I was riding to church tonight, looking at the city which was seen very nicely as conditions were unusually clear. I was also thinking about how a deacon had asked me in the morning how the writing was going and I told him I sent a poem in to the New Yorker. The actual conversation was interesting enough, but as I was riding along I took it along imaginary lines and ended up telling myself a pretty good joke.
So my wife, who had already been making fun of me for noticing the city, wanted to know what I was laughing about. At first I told her she probably would not understand. Then, as we were exiting the freeway I saw how I could explain it to her.
You have to know about the poem. It came about on Thursday morning when I kicked a piece of snow which had fallen off of a car. The thing clattered like a solid brick when I kicked it. As a result, the muse came on me pretty hard.
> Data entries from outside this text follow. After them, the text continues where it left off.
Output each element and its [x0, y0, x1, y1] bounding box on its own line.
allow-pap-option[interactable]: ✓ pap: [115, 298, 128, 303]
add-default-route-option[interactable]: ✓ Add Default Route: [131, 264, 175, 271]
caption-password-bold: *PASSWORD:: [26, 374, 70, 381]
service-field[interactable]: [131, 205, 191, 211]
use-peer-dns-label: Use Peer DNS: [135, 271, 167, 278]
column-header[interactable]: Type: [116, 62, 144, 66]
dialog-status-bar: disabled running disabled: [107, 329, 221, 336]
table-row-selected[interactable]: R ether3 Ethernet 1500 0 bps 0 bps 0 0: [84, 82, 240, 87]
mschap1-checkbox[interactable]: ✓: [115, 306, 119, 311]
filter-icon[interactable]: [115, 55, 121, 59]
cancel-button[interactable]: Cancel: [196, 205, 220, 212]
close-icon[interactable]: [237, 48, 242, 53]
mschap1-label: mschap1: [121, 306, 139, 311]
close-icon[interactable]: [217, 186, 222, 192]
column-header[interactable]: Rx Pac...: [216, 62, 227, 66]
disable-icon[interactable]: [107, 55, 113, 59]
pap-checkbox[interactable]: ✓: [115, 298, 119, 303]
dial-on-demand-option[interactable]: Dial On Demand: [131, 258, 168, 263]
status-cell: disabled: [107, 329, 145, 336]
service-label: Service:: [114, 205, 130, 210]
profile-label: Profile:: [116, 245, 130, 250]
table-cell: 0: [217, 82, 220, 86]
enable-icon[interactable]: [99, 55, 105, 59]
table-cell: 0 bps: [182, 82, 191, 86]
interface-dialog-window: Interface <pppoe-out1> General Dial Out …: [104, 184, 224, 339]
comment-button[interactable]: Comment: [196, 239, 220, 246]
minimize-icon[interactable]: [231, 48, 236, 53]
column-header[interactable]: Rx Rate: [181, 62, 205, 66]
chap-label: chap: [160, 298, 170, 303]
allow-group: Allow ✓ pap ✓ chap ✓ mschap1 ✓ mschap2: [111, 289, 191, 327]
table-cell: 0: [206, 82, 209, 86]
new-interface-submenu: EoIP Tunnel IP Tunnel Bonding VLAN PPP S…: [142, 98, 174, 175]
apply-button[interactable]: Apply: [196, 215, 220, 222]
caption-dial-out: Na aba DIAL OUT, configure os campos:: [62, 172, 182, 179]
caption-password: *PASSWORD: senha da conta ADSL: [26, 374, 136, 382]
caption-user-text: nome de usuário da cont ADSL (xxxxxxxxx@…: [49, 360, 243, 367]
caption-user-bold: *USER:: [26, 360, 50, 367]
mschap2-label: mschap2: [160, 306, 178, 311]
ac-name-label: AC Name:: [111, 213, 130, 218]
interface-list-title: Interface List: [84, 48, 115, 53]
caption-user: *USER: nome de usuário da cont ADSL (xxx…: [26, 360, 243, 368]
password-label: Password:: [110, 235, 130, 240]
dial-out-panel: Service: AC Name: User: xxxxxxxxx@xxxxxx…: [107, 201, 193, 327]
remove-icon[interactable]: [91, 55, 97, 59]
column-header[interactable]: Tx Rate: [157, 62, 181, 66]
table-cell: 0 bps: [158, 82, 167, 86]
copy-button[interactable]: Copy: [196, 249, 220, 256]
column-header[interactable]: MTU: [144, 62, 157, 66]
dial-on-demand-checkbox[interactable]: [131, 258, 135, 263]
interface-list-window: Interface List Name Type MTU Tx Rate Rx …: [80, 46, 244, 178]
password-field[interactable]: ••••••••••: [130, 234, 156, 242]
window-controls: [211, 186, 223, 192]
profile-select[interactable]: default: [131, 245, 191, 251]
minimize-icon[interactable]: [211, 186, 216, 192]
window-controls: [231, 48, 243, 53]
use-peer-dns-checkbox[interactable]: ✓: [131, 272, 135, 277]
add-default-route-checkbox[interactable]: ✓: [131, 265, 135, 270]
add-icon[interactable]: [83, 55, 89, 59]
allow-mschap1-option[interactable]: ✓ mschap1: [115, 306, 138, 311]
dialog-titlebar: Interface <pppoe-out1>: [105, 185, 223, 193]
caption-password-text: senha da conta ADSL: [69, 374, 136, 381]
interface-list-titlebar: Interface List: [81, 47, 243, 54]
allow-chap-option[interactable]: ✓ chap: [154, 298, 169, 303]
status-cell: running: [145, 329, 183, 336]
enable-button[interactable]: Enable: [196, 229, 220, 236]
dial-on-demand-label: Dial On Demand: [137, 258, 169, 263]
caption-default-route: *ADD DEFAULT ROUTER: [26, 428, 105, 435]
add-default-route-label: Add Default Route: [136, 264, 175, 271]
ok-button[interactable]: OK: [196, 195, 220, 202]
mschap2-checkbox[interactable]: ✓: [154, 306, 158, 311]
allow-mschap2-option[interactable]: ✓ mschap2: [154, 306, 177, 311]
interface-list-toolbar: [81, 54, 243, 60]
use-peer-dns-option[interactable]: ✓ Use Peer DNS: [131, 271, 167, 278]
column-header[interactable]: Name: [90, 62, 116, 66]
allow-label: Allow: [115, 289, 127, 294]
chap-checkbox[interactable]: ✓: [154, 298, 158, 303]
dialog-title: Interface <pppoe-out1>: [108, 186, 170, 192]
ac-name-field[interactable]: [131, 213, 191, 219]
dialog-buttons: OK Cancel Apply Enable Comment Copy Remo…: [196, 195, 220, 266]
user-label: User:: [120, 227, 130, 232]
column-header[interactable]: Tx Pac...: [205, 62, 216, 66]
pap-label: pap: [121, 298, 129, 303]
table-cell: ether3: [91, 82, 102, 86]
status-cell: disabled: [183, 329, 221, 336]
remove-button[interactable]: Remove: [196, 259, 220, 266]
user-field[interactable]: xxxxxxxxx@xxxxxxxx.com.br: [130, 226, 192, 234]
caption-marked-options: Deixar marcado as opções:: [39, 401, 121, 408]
The conversation with the deacon had been about how the New Yorker audience would be high-brow, and I contended it was middle-brow at best, etc. He said their cartoons were unintelligible. In the imaginary part of this conversation he would have asked me what the poem was about, and I would have told him, and then he would have asked me how the poem went. Then I would have said:
Kick, kick,
Brick, brick.
I’m not
A beatnik.
And added, “You have to admit it is fraught with lyrical depths.”
My wife repeated it to me with tears in her eyes.
I probably should have added, in the imaginary conversation, “I know it will succeed. That’s poetry so deep neither you nor I who wrote it understand what it means.”
When I read my poem to my wife she wanted to know why I was writing second-grader poetry. That was not entirely inaccurate, but what really made the list of immortal sayings, having been subjected to a further poem, was:
“I see the muse is really with you tonight.”
I was coming out of a meeting at work. At work we have three different sites, and so we walk back and forth between them. As I said, I was coming out of a meeting so I was in one of the strange moods such events usually elicit from me, and my way led me past another place where the government has some sort of center for dealing with “challenged” people.
We sometimes listen to the challenged people shouting and crying out on the other side of the walls of my department. (We sometimes wonder if this government center is not somehow a branch of one of the many of our government’s surveillance and security operations, a little Gitmo for the local suspects.) They have a lot of vans in their parking lot most of the time, and among them I noticed a minivan with the logo of channel five.
So I went inside and casually remarked to a colleague that channel five was next door.
“Oh really?”
“Yeah, if you act like a retard and head over there, maybe you can get on TV.”
He thought it was the funniest thing I had ever told him.
I’d hate to just keep all this to myself since I have received it as a gift. So I pass it on. And may the muse be with you in potent doses, my friend.